À Broukro 6e arrêt, le salon de manucure et pédicure "Luxe Boutique", visité ce vendredi 21 août 2026, par notre correspondant ,se distingue par la qualité de son accueil, la rigueur de ses procédures d’hygiène et la précision de ses soins. De l’entrée à la sortie, l’atmosphère combine propreté, compétence technique et respect du client. Il offre une parenthèse de bien‑être rare dans un quartier populaire comme Broukro.
Accueil, hygiène et savoir‑faire
Dès l’entrée, la silhouette de la directrice génerale et tenancière de la boutique, impose confiance : posture assurée, sourire discret mais chaleureux. Le salon, bien agencé malgré un espace modeste, propose un coin d’attente propre et une signalétique lisible. L’accueil est immédiat et poli; on demande la nature du soin souhaité et on explique les étapes, ce qui installe dès le départ une relation de respect et de transparence entre la technicienne et le client. « Nous mettons l’accent sur la propreté et le respect. Ici, chaque client est reçu comme un invité; avant tout nous écoutons ses besoins pour adapter le soin. Nous formons aussi nos jeunes à des gestes simples mais importants, comme la désinfection et l’accueil », précise dame Yola, directrice de Luxe Boutique. La précision technique de Yola tient en grande partie à sa formation reçue dans un institut reconnu à Abidjan. Cette formation lui apporte des compétences pratiques et des méthodes professionnelles, de l’hygiène stricte aux protocoles de soin précis. Elle sait adapter les techniques apprises au cours de sa formation à la réalité d’un quartier populaire en privilégiant des produits accessibles et sûrs, des gestes économes mais efficaces et des conseils d’entretien faciles à suivre pour une clientèle au pouvoir d’achat limité.
La rigueur d’hygiène est visible et systématique. Les instruments sont rangés proprement, les outils métalliques sont désinfectés entre chaque client et le poste de travail est nettoyé après chaque prestation. La technicienne porte des gants pour les soins et les produits utilisés, lotions, crèmes et vernis, sont présentés aux clients. Le savoir‑faire de la directrice tenancière se manifeste dans des gestes précis : trempage contrôlé, coupe nette, limage progressif pour éviter les fissures, retrait délicat des cuticules et finition soignée. Le soin inclut un court massage plantaire relaxant dont l’efficacité surprend régulièrement les clients. Avant d’entamer le travail, la technicienne interroge le client sur ses antécédents (allergies, ongles fragiles) et prodigue des conseils pratiques en fin de soin sur la fréquence d’hydratation et les gestes quotidiens.
Un service social et économique pour le quartier
Au-delà de l’esthétique, la visite au salon produit un effet social palpable. Les clients décrivent un espace de respect et de dignité où l’on se sent accueilli et pris en charge. Gervais Ekra, enseignant, témoigne : « Je viens ici depuis plusieurs mois; je préfère l’accueil et la qualité du travail. On se sent respecté, et mes pieds ressortent vraiment mieux entretenus. Le massage à la fin me détend vraiment. »
Certains viennent pour des soins réguliers, d’autres pour des occasions spéciales telles que mariage, baptême ou entretien professionnel, ce qui illustre la diversité des besoins couverts.

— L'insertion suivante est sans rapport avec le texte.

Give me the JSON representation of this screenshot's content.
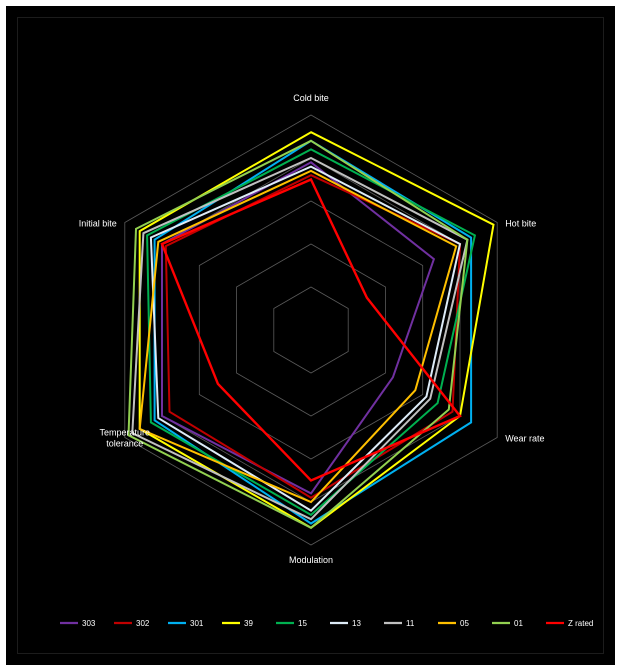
{
  "chart_data": {
    "type": "radar",
    "title": "",
    "axes": [
      "Cold bite",
      "Hot bite",
      "Wear rate",
      "Modulation",
      "Temperature tolerance",
      "Initial bite"
    ],
    "axis_label_lines": [
      [
        "Cold bite"
      ],
      [
        "Hot bite"
      ],
      [
        "Wear rate"
      ],
      [
        "Modulation"
      ],
      [
        "Temperature",
        "tolerance"
      ],
      [
        "Initial bite"
      ]
    ],
    "scale": {
      "min": 0,
      "max": 5,
      "grid_levels": 5
    },
    "grid": true,
    "legend_position": "bottom",
    "series": [
      {
        "name": "303",
        "color": "#7030a0",
        "values": [
          3.9,
          3.3,
          2.2,
          3.8,
          4.0,
          4.0
        ]
      },
      {
        "name": "302",
        "color": "#c00000",
        "values": [
          3.6,
          4.0,
          3.8,
          3.9,
          3.8,
          3.9
        ]
      },
      {
        "name": "301",
        "color": "#00b0f0",
        "values": [
          4.4,
          4.3,
          4.3,
          4.5,
          4.2,
          4.2
        ]
      },
      {
        "name": "39",
        "color": "#ffff00",
        "values": [
          4.6,
          4.9,
          4.0,
          4.6,
          4.6,
          4.6
        ]
      },
      {
        "name": "15",
        "color": "#00b050",
        "values": [
          4.2,
          4.4,
          3.4,
          4.3,
          4.3,
          4.4
        ]
      },
      {
        "name": "13",
        "color": "#ddebf7",
        "values": [
          3.8,
          4.0,
          3.1,
          4.2,
          4.1,
          4.3
        ]
      },
      {
        "name": "11",
        "color": "#c0c0c0",
        "values": [
          4.0,
          4.2,
          3.2,
          4.4,
          4.8,
          4.5
        ]
      },
      {
        "name": "05",
        "color": "#ffc000",
        "values": [
          3.7,
          3.9,
          2.8,
          4.0,
          4.6,
          4.1
        ]
      },
      {
        "name": "01",
        "color": "#92d050",
        "values": [
          4.4,
          4.2,
          3.7,
          4.6,
          4.9,
          4.7
        ]
      },
      {
        "name": "Z rated",
        "color": "#ff0000",
        "values": [
          3.5,
          1.5,
          4.0,
          3.5,
          2.5,
          4.0
        ]
      }
    ]
  }
}
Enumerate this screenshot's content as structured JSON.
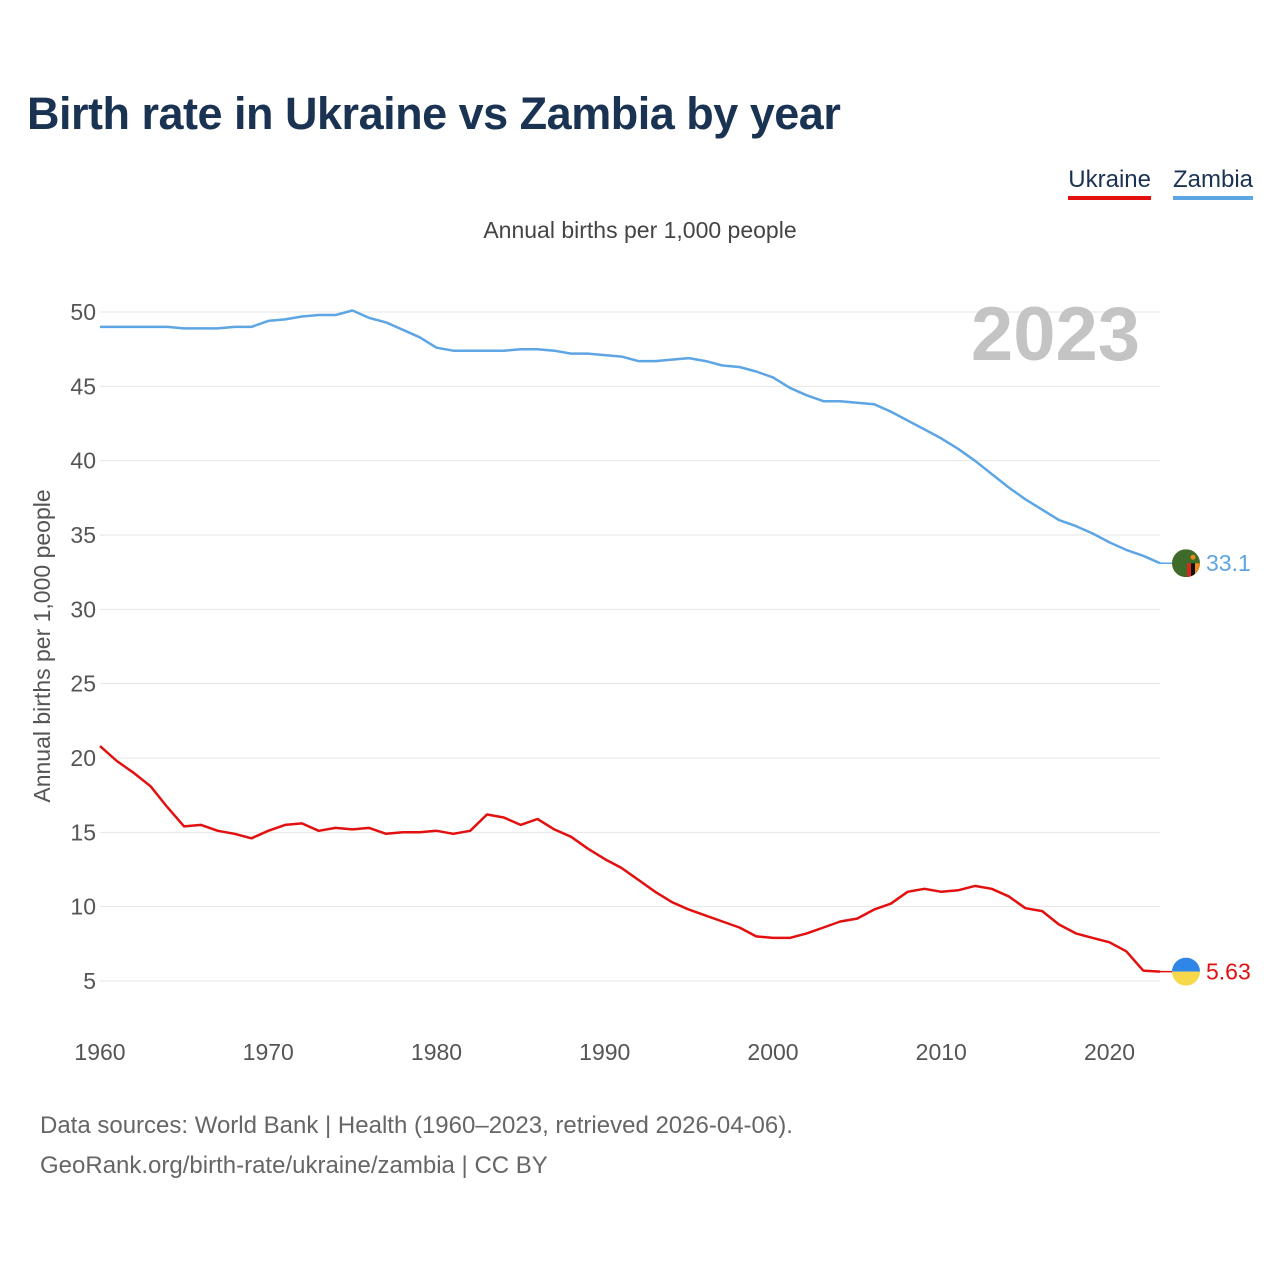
{
  "chart_data": {
    "type": "line",
    "title": "Birth rate in Ukraine vs Zambia by year",
    "subtitle": "Annual births per 1,000 people",
    "ylabel": "Annual births per 1,000 people",
    "xlabel": "",
    "xlim": [
      1960,
      2023
    ],
    "ylim": [
      2,
      52
    ],
    "x_ticks": [
      1960,
      1970,
      1980,
      1990,
      2000,
      2010,
      2020
    ],
    "y_ticks": [
      5,
      10,
      15,
      20,
      25,
      30,
      35,
      40,
      45,
      50
    ],
    "year_label": "2023",
    "x": [
      1960,
      1961,
      1962,
      1963,
      1964,
      1965,
      1966,
      1967,
      1968,
      1969,
      1970,
      1971,
      1972,
      1973,
      1974,
      1975,
      1976,
      1977,
      1978,
      1979,
      1980,
      1981,
      1982,
      1983,
      1984,
      1985,
      1986,
      1987,
      1988,
      1989,
      1990,
      1991,
      1992,
      1993,
      1994,
      1995,
      1996,
      1997,
      1998,
      1999,
      2000,
      2001,
      2002,
      2003,
      2004,
      2005,
      2006,
      2007,
      2008,
      2009,
      2010,
      2011,
      2012,
      2013,
      2014,
      2015,
      2016,
      2017,
      2018,
      2019,
      2020,
      2021,
      2022,
      2023
    ],
    "series": [
      {
        "name": "Ukraine",
        "color": "#e31010",
        "end_label": "5.63",
        "flag": "ukraine-flag-icon",
        "values": [
          20.8,
          19.8,
          19.0,
          18.1,
          16.7,
          15.4,
          15.5,
          15.1,
          14.9,
          14.6,
          15.1,
          15.5,
          15.6,
          15.1,
          15.3,
          15.2,
          15.3,
          14.9,
          15.0,
          15.0,
          15.1,
          14.9,
          15.1,
          16.2,
          16.0,
          15.5,
          15.9,
          15.2,
          14.7,
          13.9,
          13.2,
          12.6,
          11.8,
          11.0,
          10.3,
          9.8,
          9.4,
          9.0,
          8.6,
          8.0,
          7.9,
          7.9,
          8.2,
          8.6,
          9.0,
          9.2,
          9.8,
          10.2,
          11.0,
          11.2,
          11.0,
          11.1,
          11.4,
          11.2,
          10.7,
          9.9,
          9.7,
          8.8,
          8.2,
          7.9,
          7.6,
          7.0,
          5.7,
          5.63
        ]
      },
      {
        "name": "Zambia",
        "color": "#5ea5e4",
        "end_label": "33.1",
        "flag": "zambia-flag-icon",
        "values": [
          49.0,
          49.0,
          49.0,
          49.0,
          49.0,
          48.9,
          48.9,
          48.9,
          49.0,
          49.0,
          49.4,
          49.5,
          49.7,
          49.8,
          49.8,
          50.1,
          49.6,
          49.3,
          48.8,
          48.3,
          47.6,
          47.4,
          47.4,
          47.4,
          47.4,
          47.5,
          47.5,
          47.4,
          47.2,
          47.2,
          47.1,
          47.0,
          46.7,
          46.7,
          46.8,
          46.9,
          46.7,
          46.4,
          46.3,
          46.0,
          45.6,
          44.9,
          44.4,
          44.0,
          44.0,
          43.9,
          43.8,
          43.3,
          42.7,
          42.1,
          41.5,
          40.8,
          40.0,
          39.1,
          38.2,
          37.4,
          36.7,
          36.0,
          35.6,
          35.1,
          34.5,
          34.0,
          33.6,
          33.1
        ]
      }
    ]
  },
  "legend": {
    "ukraine_label": "Ukraine",
    "zambia_label": "Zambia"
  },
  "footer": {
    "line1": "Data sources: World Bank | Health (1960–2023, retrieved 2026-04-06).",
    "line2": "GeoRank.org/birth-rate/ukraine/zambia | CC BY"
  }
}
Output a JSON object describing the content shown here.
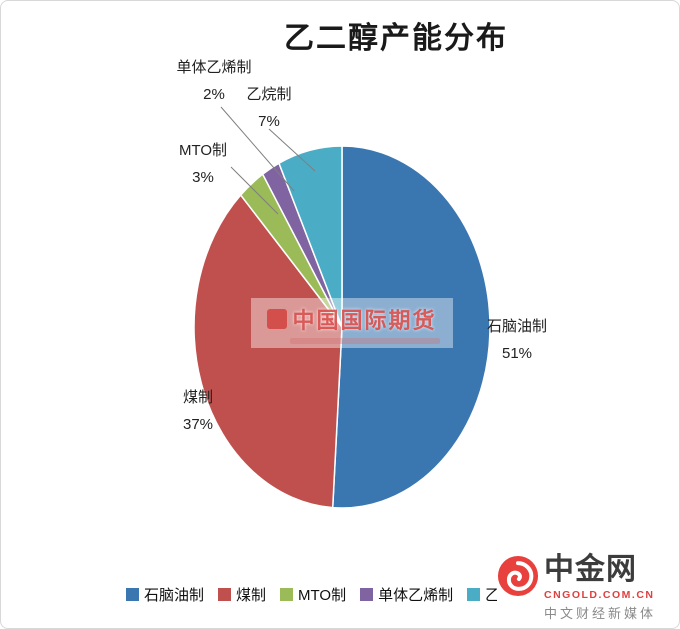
{
  "chart_data": {
    "type": "pie",
    "title": "乙二醇产能分布",
    "categories": [
      "石脑油制",
      "煤制",
      "MTO制",
      "单体乙烯制",
      "乙烷制"
    ],
    "values": [
      51,
      37,
      3,
      2,
      7
    ],
    "pct_labels": [
      "51%",
      "37%",
      "3%",
      "2%",
      "7%"
    ],
    "unit": "%",
    "colors": [
      "#3a76b0",
      "#c0504d",
      "#9bbb59",
      "#8064a2",
      "#4bacc6"
    ],
    "start_angle_deg": -90,
    "direction": "clockwise",
    "legend_position": "bottom",
    "grid": false
  },
  "watermark": {
    "text": "中国国际期货"
  },
  "branding": {
    "name": "中金网",
    "domain": "CNGOLD.COM.CN",
    "tagline": "中文财经新媒体"
  }
}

Sur le plan économique, le salon fonctionne comme une microentreprise locale avec des tarifs adaptés au pouvoir d’achat du voisinage et une clientèle variée : adolescents à la recherche de vernis tendance, travailleurs pressés pour un entretien rapide, personnes âgées désirant un soin respectueux.
La directrice, forte de sa formation , nourrit des ambitions . Elle compte agrandir la boutique pour offrir de l’emploi aux jeunes, investir dans du matériel mieux adapté et élargir la gamme de produits. Ces évolutions permettraient d’améliorer la qualité des prestations, de formaliser davantage l’activité et d’accéder à des financements ou partenariats.
Avec un soutien adapté, ce salon pourrait accroître son impact social et économique dans le quartier.